I did just now notice that I forgot to add the tests for the 3 functions to the MANIFEST so they are not included. They include 37 tests to how it functions with different args as per the pod and 10,000 tests for actual randomness reliability. Perhaps that will help address your concerns as well.

> Uses one call to rand() (typically 15 bits of "randomness" but even that's questionable), the process id and the time of day to seed an array,

no, its to seed rand() ( IE srand() ) and has nothing to do with any arrays...

Again from perdoc -f srand :

Note that you need something much more random than the default

seed for cryptographic purposes. Checksumming the compressed

output of one or more rapidly changing operating system status

programs is the usual method. For example:

srand (time ^ $$ ^ unpack "%L*", `ps axww | gzip`);

If you're particularly concerned with this, see the "Math::Tru-

lyRandom" module in CPAN.

Which is why the POD says:

A few examples in line with srand perldoc:

sub { return unpack '%L*', `ps axww | gzip` }


Additionally, this is what 'SEEDING RANDOM GENERATOR' describes and the the 'srand_seeder_coderef' and 'use_time_hires' keys are for.

Again, more indication of the need to RTFM and do it as per your needs will be included so as to avoid misconcetpion and ambiguity.

> and then shuffles that around to generate chars.

It does not shuffle the srand args it shuffles the list of items to use tobuild the random data out of. This adds a number of rand() calls (see shuffle() source) and adds to its effectiveness because not only do they have to figure out that the randomdate was indexes 9 2 and 5 the data at said indexes will be different as well.

> Not efficient, either.

What benchmark results are you basing that comment on? Please elaborate so I can benchmark improvements. If its a guess or opinion leave them out of comments or at least qualify the statements.

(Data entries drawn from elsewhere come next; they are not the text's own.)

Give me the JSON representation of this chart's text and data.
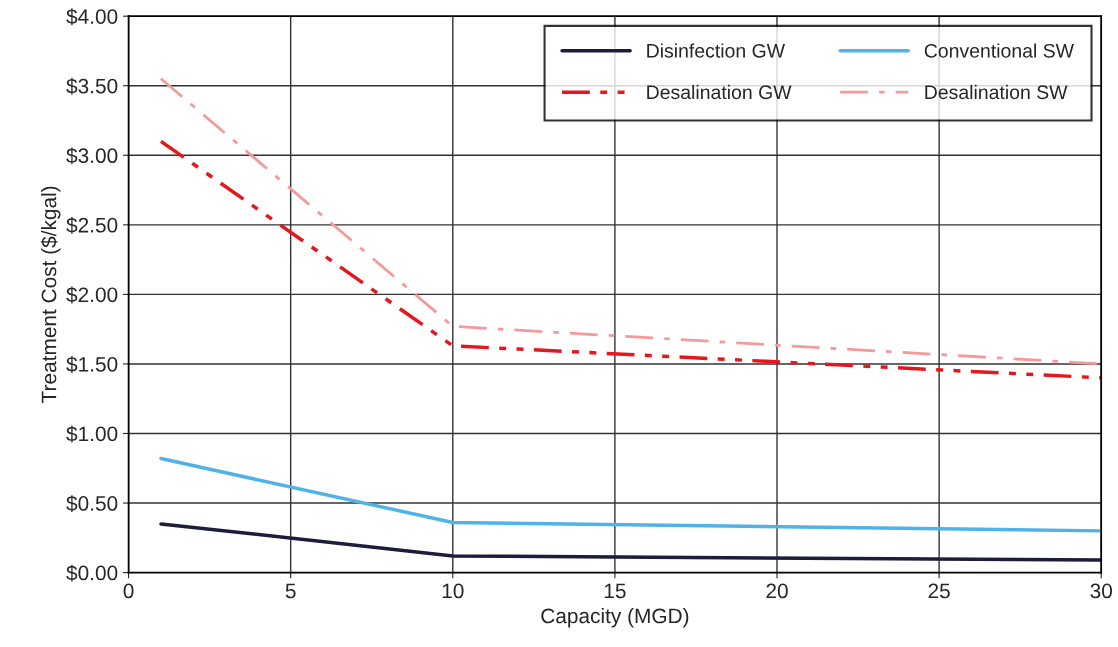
{
  "chart_data": {
    "type": "line",
    "xlabel": "Capacity (MGD)",
    "ylabel": "Treatment Cost ($/kgal)",
    "xlim": [
      0,
      30
    ],
    "xticks": [
      0,
      5,
      10,
      15,
      20,
      25,
      30
    ],
    "ylim": [
      0,
      4
    ],
    "yticks": [
      {
        "value": 0,
        "label": "$0.00"
      },
      {
        "value": 0.5,
        "label": "$0.50"
      },
      {
        "value": 1,
        "label": "$1.00"
      },
      {
        "value": 1.5,
        "label": "$1.50"
      },
      {
        "value": 2,
        "label": "$2.00"
      },
      {
        "value": 2.5,
        "label": "$2.50"
      },
      {
        "value": 3,
        "label": "$3.00"
      },
      {
        "value": 3.5,
        "label": "$3.50"
      },
      {
        "value": 4,
        "label": "$4.00"
      }
    ],
    "grid": true,
    "legend": "top right",
    "marker": "none",
    "x": [
      1,
      10,
      30
    ],
    "series": [
      {
        "name": "Disinfection GW",
        "color": "#1c1c3c",
        "values": [
          0.35,
          0.12,
          0.09
        ],
        "line_style": "solid"
      },
      {
        "name": "Desalination GW",
        "color": "#e5161c",
        "values": [
          3.1,
          1.63,
          1.4
        ],
        "line_style": "dashdotdot"
      },
      {
        "name": "Conventional SW",
        "color": "#4fb3e8",
        "values": [
          0.82,
          0.36,
          0.3
        ],
        "line_style": "solid"
      },
      {
        "name": "Desalination SW",
        "color": "#f59a9a",
        "values": [
          3.55,
          1.77,
          1.5
        ],
        "line_style": "dashdot"
      }
    ]
  }
}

> If you want real random data read it from /dev/random, use an openssl binding, use the entropy gathering daemon, or something like that.

Exactly the point of the statement 'If a random int between 0 and 999,999,999,999,999 is not what you want for that part of the calulation, feel free to change it via the hashref argument described above.' If you want to privced coderef example of a 'real random data' producing srand_seeder_coderef I'd be happy to review and add to the docs as examples.

> Cryptographically secure algorithms

This is not an algorithm, neither does it claim to be such.

> should be designed by cryptographers, and much more importantly rigorously reviewed by cryptographers before making such claims.

Feedback is welcome, I'm happy to improve it with clearer info / better code but so far your feedback is very unhelpful.